Exhaustion-mediated activation of ETV4 forces the differentiation of dysfunctional CD74+ terminally- exhausted CD8+ T cells

Abstract

Immunotherapy aimed at harnessing the potential of CD8+ T cells faces a significant obstacle: the exhaustion of CD8+ T cells, which impedes their long-term anti-tumor efficacy. While several transcription factors such as T-BET, EOMES, BLIMP1, and TOX are recognized as key regulators of the exhaustion process, it remains unclear whether these factors alone govern exhaustion.

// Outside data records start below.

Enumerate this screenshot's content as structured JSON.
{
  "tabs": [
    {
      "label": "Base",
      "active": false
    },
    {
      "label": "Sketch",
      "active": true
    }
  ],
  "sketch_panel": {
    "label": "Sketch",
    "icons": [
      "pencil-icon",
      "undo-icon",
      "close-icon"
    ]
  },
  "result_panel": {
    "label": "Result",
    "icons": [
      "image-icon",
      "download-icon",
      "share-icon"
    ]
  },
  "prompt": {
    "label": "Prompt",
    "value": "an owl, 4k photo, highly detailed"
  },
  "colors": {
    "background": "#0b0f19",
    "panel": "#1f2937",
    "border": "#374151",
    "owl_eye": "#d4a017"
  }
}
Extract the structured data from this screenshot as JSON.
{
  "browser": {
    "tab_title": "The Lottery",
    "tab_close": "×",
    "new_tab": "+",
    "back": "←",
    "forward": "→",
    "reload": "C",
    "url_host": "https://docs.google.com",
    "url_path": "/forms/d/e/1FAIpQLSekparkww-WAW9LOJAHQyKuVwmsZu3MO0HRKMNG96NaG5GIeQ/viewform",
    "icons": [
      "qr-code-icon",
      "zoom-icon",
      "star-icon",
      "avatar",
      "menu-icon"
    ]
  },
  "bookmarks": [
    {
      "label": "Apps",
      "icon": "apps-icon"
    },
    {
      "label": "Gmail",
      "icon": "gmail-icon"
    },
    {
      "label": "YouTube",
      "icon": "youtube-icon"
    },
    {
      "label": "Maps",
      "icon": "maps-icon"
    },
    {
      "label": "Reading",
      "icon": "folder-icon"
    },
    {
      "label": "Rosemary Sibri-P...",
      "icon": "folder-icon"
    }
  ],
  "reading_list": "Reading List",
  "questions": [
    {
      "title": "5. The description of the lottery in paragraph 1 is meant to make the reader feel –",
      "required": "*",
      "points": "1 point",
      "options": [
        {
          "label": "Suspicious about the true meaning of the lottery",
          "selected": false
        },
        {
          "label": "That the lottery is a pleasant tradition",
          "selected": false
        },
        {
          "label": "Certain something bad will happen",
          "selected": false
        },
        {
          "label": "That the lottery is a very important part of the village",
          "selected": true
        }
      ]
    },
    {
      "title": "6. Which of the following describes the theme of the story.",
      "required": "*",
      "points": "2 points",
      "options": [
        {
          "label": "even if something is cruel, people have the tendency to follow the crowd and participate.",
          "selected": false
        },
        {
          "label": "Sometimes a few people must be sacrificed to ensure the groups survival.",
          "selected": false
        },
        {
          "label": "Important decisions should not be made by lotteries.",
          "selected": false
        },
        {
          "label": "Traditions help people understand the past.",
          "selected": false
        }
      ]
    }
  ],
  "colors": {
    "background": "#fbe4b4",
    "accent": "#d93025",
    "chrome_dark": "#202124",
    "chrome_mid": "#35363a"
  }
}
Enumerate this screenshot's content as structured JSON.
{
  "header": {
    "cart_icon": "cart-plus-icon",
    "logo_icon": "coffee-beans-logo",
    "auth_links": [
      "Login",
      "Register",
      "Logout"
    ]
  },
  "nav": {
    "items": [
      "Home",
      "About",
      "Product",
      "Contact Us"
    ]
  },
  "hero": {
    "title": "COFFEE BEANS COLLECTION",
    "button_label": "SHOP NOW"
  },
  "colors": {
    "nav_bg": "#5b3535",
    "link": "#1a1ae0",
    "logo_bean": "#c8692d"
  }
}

In our investigation, we uncovered a novel player in this regulatory network: ETV4, traditionally known as an oncogene in tumorigenesis, emerges as a regulator of CD8+ T cell exhaustion. Our findings indicate that chronic TCR signaling and type 1 interferon can induce ETV4 expression. Furthermore, our experiments with ETV4 knockout (ETV4KO) mice revealed that tumor-infiltrating CD8+ T cells exhibit enhanced cytotoxicity and delayed differentiation toward terminally-exhausted states. Interestingly, in vitro experiments with chronic TCR-stimulated CD8+ T cells did not fully mirror these results, suggesting that PD-1+ TIM3+ CD8+ T cells are different from in vivo-induced terminally-exhausted CD8+ T cells. Collectively, our results underscore the critical role of ETV4 in regulating the exhaustion process of CD8+ T cells, highlighting its importance for anti-tumor immunity.